NASHVILLE, Tenn. (WKRN) — Ever since Ember Tharpe started working at Alkebu-Lan Images, she’s always heard rumors.

“I’ve heard little bits of conversation,” she said. “Little bits about whether we’re going to lose TSU.”

However, she always knew of Tennessee State University’s importance, which sits right across the street from the store.

“TSU is a historical institution in Nashville,” she said. “It’s been really, really important for decades.”

Despite all of that, the university has always been short of money.

The U.S. Education Secretary recently sent a letter to Gov. Bill Lee stating the state of Tennessee owes at least $2.1 billion in back pay to TSU.

“It’s good to have the federal government weigh in and say, ‘We’ve done our research also, and we’ve discovered that there is a funding iniquity and has been for some time,'” said State Rep. Harold Love Jr. (D-Nashville).

Love, along with his father, have spent years fighting for the university to receive back pay from the state.

“Tennessee State, along with other 1890 institutions, were having to oftentimes provide that state match from their own funds,” he said.

Love said they worked to get capacity grants that dealt with research and teaching and cooperative extension.

“That was what we focused on because we could get the information for that,” he said.

Love, who is a TSU alum, said he and others do think about how different things could be if the money was there.

“What could the laboratories for chemistry and biology look like if they had the funding they needed?” he said. “What would the residence halls look like if they had the adequate funding?”

The letter stated the federal government used data from 1987-2020 to calculate money owed to TSU. It also stated the university would have been in a much stronger and better position to serve students, the state, and the nation.

“A lot of the people will blame it on the fact that it’s an HBCU rather than blaming it on the government,” said Tharpe. “(They will) kind of attribute it to bad budgeting or bad spending, when in reality they’re not getting a fraction of the money that other state schools are getting.”

In 2020, the state created a committee to explore how to compensate TSU, but Tharpe isn’t that confident the university will ever receive all the money it’s owed.

“I could see them giving them bits and pieces here and there just to stay correct, but imagining them writing a $2.1 billion dollar check; I absolutely do not think that’s going to happen,” she said.

The State Legislature awarded $250 million to TSU in April of 2022.

The university announced plans to use that money to upgrade and renovate academic buildings in January 2023.

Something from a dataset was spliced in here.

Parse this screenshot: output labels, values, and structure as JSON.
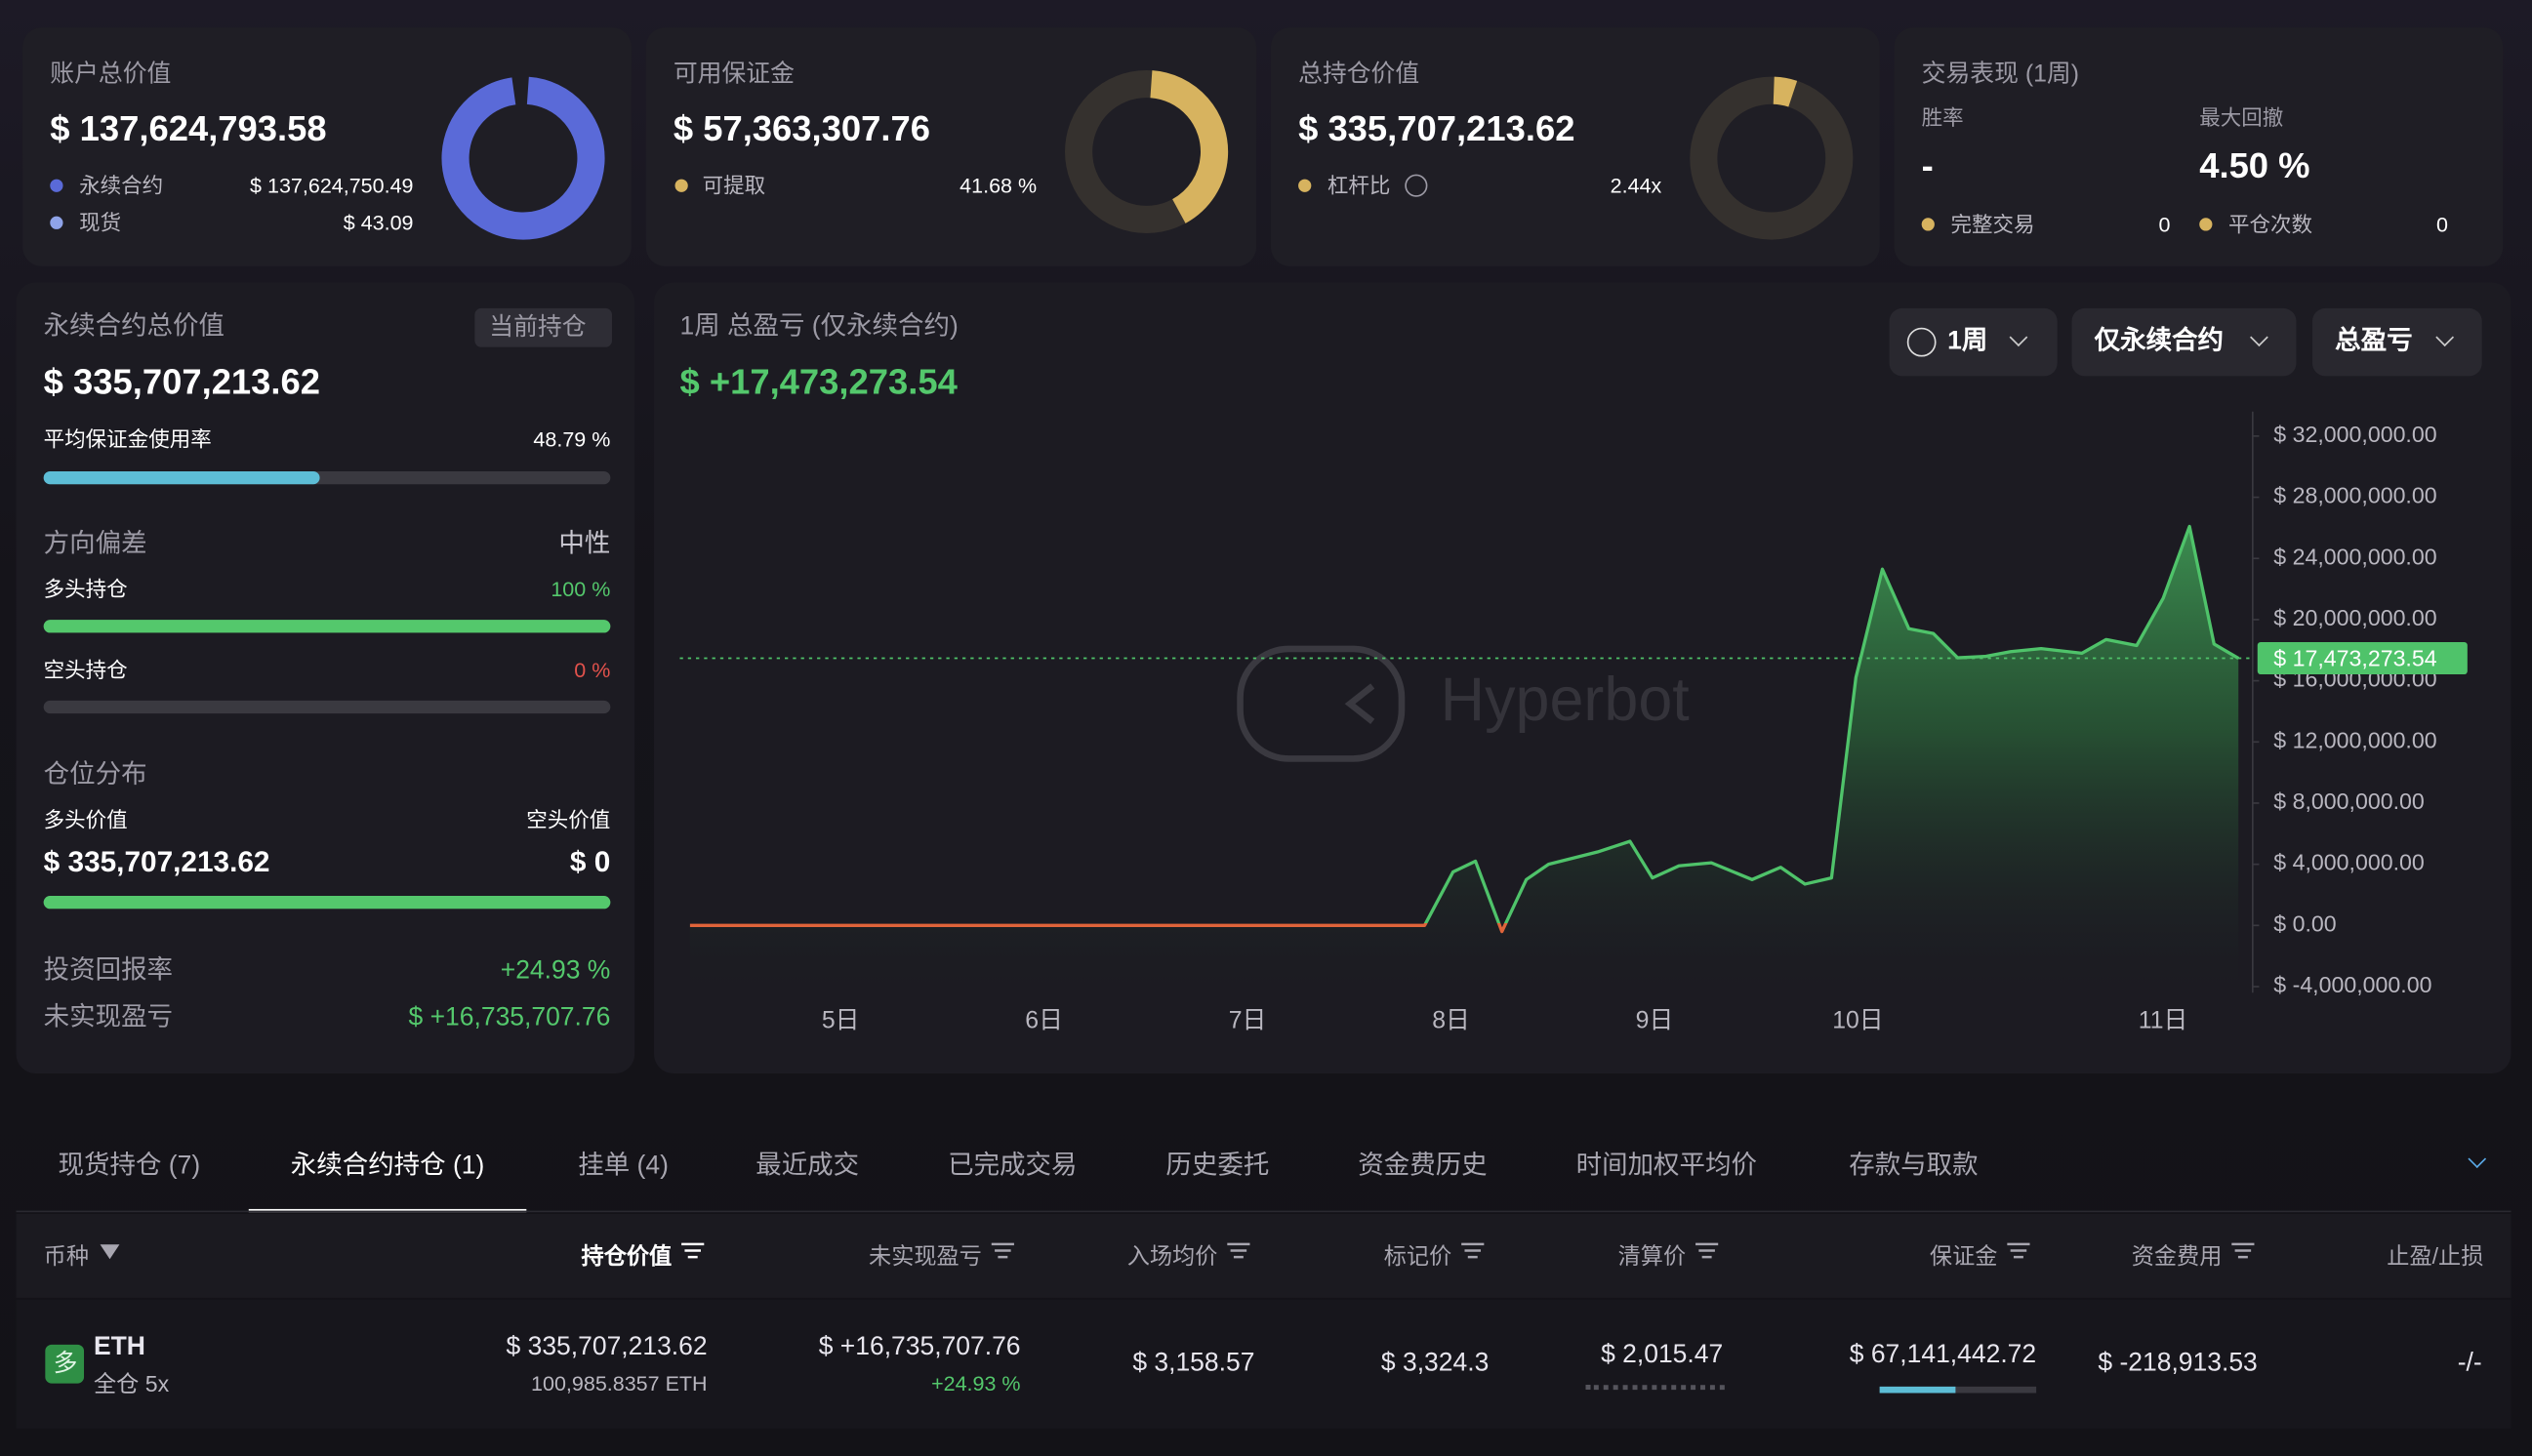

News 2 reached out to Lee’s office for comment and was provided this statement:

As Governor Lee has said, Tennessee State University is a remarkable institution that is vital to our state’s long-term success, and he has proposed significant funding for TSU every year, including an historic $250 million investment last year for strategic initiatives at TSU. Tennessee’s FY22-23 budget also included an additional $68 million for infrastructure improvements, meaning the state provided a total of $318 million for TSU in 2023 alone.

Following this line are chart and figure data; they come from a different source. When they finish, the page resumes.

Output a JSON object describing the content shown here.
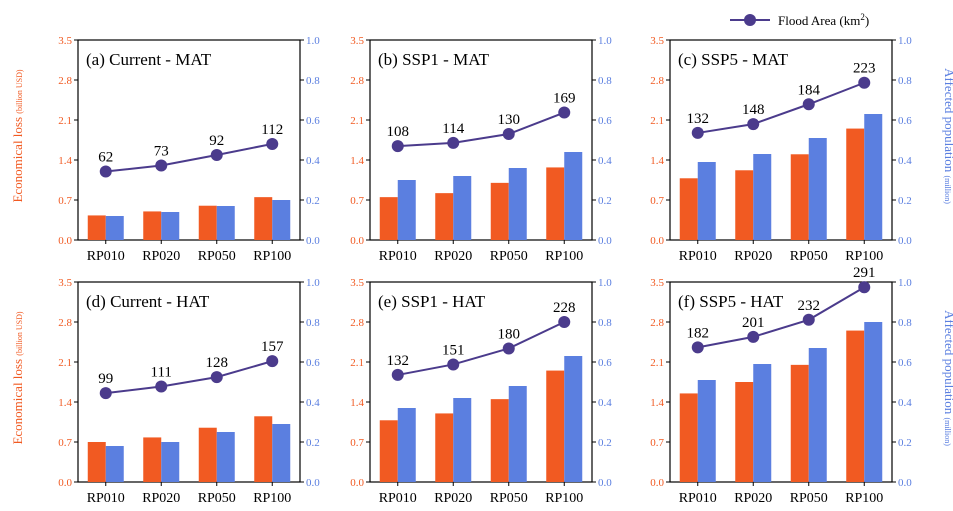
{
  "legend": {
    "label": "Flood Area (km",
    "superscript": "2",
    "close": ")"
  },
  "colors": {
    "econ": "#f15a22",
    "pop": "#5b7fe0",
    "area": "#4b3b8c"
  },
  "axes": {
    "left_label_main": "Economical loss",
    "left_label_unit": "(billion USD)",
    "right_label_main": "Affected population",
    "right_label_unit": "(million)"
  },
  "chart_data": [
    {
      "type": "bar",
      "title": "(a) Current - MAT",
      "categories": [
        "RP010",
        "RP020",
        "RP050",
        "RP100"
      ],
      "left_ylim": [
        0,
        3.5
      ],
      "left_ticks": [
        "0.0",
        "0.7",
        "1.4",
        "2.1",
        "2.8",
        "3.5"
      ],
      "right_ylim": [
        0,
        1.0
      ],
      "right_ticks": [
        "0.0",
        "0.2",
        "0.4",
        "0.6",
        "0.8",
        "1.0"
      ],
      "series": [
        {
          "name": "Economical loss",
          "axis": "left",
          "values": [
            0.43,
            0.5,
            0.6,
            0.75
          ]
        },
        {
          "name": "Affected population",
          "axis": "right",
          "values": [
            0.12,
            0.14,
            0.17,
            0.2
          ]
        },
        {
          "name": "Flood Area (km2)",
          "type": "line",
          "values": [
            62,
            73,
            92,
            112
          ],
          "labels": [
            "62",
            "73",
            "92",
            "112"
          ]
        }
      ]
    },
    {
      "type": "bar",
      "title": "(b) SSP1 - MAT",
      "categories": [
        "RP010",
        "RP020",
        "RP050",
        "RP100"
      ],
      "left_ylim": [
        0,
        3.5
      ],
      "left_ticks": [
        "0.0",
        "0.7",
        "1.4",
        "2.1",
        "2.8",
        "3.5"
      ],
      "right_ylim": [
        0,
        1.0
      ],
      "right_ticks": [
        "0.0",
        "0.2",
        "0.4",
        "0.6",
        "0.8",
        "1.0"
      ],
      "series": [
        {
          "name": "Economical loss",
          "axis": "left",
          "values": [
            0.75,
            0.82,
            1.0,
            1.27
          ]
        },
        {
          "name": "Affected population",
          "axis": "right",
          "values": [
            0.3,
            0.32,
            0.36,
            0.44
          ]
        },
        {
          "name": "Flood Area (km2)",
          "type": "line",
          "values": [
            108,
            114,
            130,
            169
          ],
          "labels": [
            "108",
            "114",
            "130",
            "169"
          ]
        }
      ]
    },
    {
      "type": "bar",
      "title": "(c) SSP5 - MAT",
      "categories": [
        "RP010",
        "RP020",
        "RP050",
        "RP100"
      ],
      "left_ylim": [
        0,
        3.5
      ],
      "left_ticks": [
        "0.0",
        "0.7",
        "1.4",
        "2.1",
        "2.8",
        "3.5"
      ],
      "right_ylim": [
        0,
        1.0
      ],
      "right_ticks": [
        "0.0",
        "0.2",
        "0.4",
        "0.6",
        "0.8",
        "1.0"
      ],
      "series": [
        {
          "name": "Economical loss",
          "axis": "left",
          "values": [
            1.08,
            1.22,
            1.5,
            1.95
          ]
        },
        {
          "name": "Affected population",
          "axis": "right",
          "values": [
            0.39,
            0.43,
            0.51,
            0.63
          ]
        },
        {
          "name": "Flood Area (km2)",
          "type": "line",
          "values": [
            132,
            148,
            184,
            223
          ],
          "labels": [
            "132",
            "148",
            "184",
            "223"
          ]
        }
      ]
    },
    {
      "type": "bar",
      "title": "(d) Current - HAT",
      "categories": [
        "RP010",
        "RP020",
        "RP050",
        "RP100"
      ],
      "left_ylim": [
        0,
        3.5
      ],
      "left_ticks": [
        "0.0",
        "0.7",
        "1.4",
        "2.1",
        "2.8",
        "3.5"
      ],
      "right_ylim": [
        0,
        1.0
      ],
      "right_ticks": [
        "0.0",
        "0.2",
        "0.4",
        "0.6",
        "0.8",
        "1.0"
      ],
      "series": [
        {
          "name": "Economical loss",
          "axis": "left",
          "values": [
            0.7,
            0.78,
            0.95,
            1.15
          ]
        },
        {
          "name": "Affected population",
          "axis": "right",
          "values": [
            0.18,
            0.2,
            0.25,
            0.29
          ]
        },
        {
          "name": "Flood Area (km2)",
          "type": "line",
          "values": [
            99,
            111,
            128,
            157
          ],
          "labels": [
            "99",
            "111",
            "128",
            "157"
          ]
        }
      ]
    },
    {
      "type": "bar",
      "title": "(e) SSP1 - HAT",
      "categories": [
        "RP010",
        "RP020",
        "RP050",
        "RP100"
      ],
      "left_ylim": [
        0,
        3.5
      ],
      "left_ticks": [
        "0.0",
        "0.7",
        "1.4",
        "2.1",
        "2.8",
        "3.5"
      ],
      "right_ylim": [
        0,
        1.0
      ],
      "right_ticks": [
        "0.0",
        "0.2",
        "0.4",
        "0.6",
        "0.8",
        "1.0"
      ],
      "series": [
        {
          "name": "Economical loss",
          "axis": "left",
          "values": [
            1.08,
            1.2,
            1.45,
            1.95
          ]
        },
        {
          "name": "Affected population",
          "axis": "right",
          "values": [
            0.37,
            0.42,
            0.48,
            0.63
          ]
        },
        {
          "name": "Flood Area (km2)",
          "type": "line",
          "values": [
            132,
            151,
            180,
            228
          ],
          "labels": [
            "132",
            "151",
            "180",
            "228"
          ]
        }
      ]
    },
    {
      "type": "bar",
      "title": "(f) SSP5 - HAT",
      "categories": [
        "RP010",
        "RP020",
        "RP050",
        "RP100"
      ],
      "left_ylim": [
        0,
        3.5
      ],
      "left_ticks": [
        "0.0",
        "0.7",
        "1.4",
        "2.1",
        "2.8",
        "3.5"
      ],
      "right_ylim": [
        0,
        1.0
      ],
      "right_ticks": [
        "0.0",
        "0.2",
        "0.4",
        "0.6",
        "0.8",
        "1.0"
      ],
      "series": [
        {
          "name": "Economical loss",
          "axis": "left",
          "values": [
            1.55,
            1.75,
            2.05,
            2.65
          ]
        },
        {
          "name": "Affected population",
          "axis": "right",
          "values": [
            0.51,
            0.59,
            0.67,
            0.8
          ]
        },
        {
          "name": "Flood Area (km2)",
          "type": "line",
          "values": [
            182,
            201,
            232,
            291
          ],
          "labels": [
            "182",
            "201",
            "232",
            "291"
          ]
        }
      ]
    }
  ]
}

The Governor’s landmark 2023 investment in TSU followed the multi-year work of the Tennessee General Assembly’s Joint Land Grant Committee, a bipartisan group appointed by the Speakers and chaired by Rep. Harold Love that explored the needs of TSU and how the state can support the institution’s mission going forward. The Study Committee’s review and recommendations included findings from a 2021 TN Higher Education Commission report, and members of the committee supported Gov. Lee’s efforts to deliver funding to TSU. Governor Lee remains committed to working with legislative partners and community leaders to support the success of TSU and HBCUs across Tennessee.